Science/Tech
Scientists Make Safer Vaccines Using Infectious Bacteria
Scientists can make vaccines more effective by using weakened but live pathogens to trigger immune responses. While the technique has safety issues, scientists at Yale University have developed a way to make the vaccine safer by using the bacteria's own cellular mistake to deliver a safe vaccine.
The research, published March 12 in Nature Communications, suggest that the new technique can be used to create novel vaccines that effectively combat disease but can also be tolerated by children, older people and immune-compromised people who might be harmed by live vaccines.
"We have managed to assemble a functional protein-injection machine within bacterial mini-cells, and the amazing thing is that it works," senior author Jorge Galan, a Lucille P. Markey Professor of Microbial Pathogenesis and chair of the Section of Microbial Pathogenesis at Yale, said in a statement.
Galan and his team made the new vaccine using the bacteria Salmonella to cause food poisoning or typhoid fever.
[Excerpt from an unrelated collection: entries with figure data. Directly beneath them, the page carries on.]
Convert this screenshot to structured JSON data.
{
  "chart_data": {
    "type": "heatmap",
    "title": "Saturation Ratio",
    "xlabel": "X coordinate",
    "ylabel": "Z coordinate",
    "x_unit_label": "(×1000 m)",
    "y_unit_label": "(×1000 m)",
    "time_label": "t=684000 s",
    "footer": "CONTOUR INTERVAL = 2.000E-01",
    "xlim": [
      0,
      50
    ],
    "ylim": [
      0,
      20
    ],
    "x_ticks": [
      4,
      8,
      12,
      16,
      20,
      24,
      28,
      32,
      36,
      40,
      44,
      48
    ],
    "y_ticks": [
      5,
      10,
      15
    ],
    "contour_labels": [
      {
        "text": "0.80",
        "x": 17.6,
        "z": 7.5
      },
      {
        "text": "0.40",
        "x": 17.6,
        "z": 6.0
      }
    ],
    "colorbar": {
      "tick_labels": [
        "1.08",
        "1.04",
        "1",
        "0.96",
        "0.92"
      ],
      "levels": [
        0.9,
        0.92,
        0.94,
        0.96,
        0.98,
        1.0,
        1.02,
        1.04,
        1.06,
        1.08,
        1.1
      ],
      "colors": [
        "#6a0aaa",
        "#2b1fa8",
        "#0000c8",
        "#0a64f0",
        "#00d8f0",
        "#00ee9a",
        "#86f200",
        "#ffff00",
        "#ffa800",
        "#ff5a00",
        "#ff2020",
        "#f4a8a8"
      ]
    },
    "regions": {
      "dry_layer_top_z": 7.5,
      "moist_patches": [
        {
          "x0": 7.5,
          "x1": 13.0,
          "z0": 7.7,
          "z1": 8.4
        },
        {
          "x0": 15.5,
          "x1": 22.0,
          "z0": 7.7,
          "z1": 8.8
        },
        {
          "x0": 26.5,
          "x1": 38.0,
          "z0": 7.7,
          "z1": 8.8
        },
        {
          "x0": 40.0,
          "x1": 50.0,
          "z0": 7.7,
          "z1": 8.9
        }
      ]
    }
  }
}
In the past researcher have been able to successfully modify this protein injection machine to trigger a protective immune response against a range of infectious diseases. However, in order for the vaccine to be sage in people, scientists needed to use modified or virulence- attenuated bacteria that carry this machine.
Researcher said that new trick uses a glitch mutation that causes bacteria to create "mini-cells" when they improperly divide. Scientists explain that mini cells to not have DNA, and therefore are not pathogenic and extremely safe. Researchers in the latest study were able to harness this mutational glitch and create the protein-injection machines within these "mini-cells". Galan said that mice given the vaccine had an immune response and no infection, adding that the new technique could be used to treat a variety of infectious diseases and even cancer.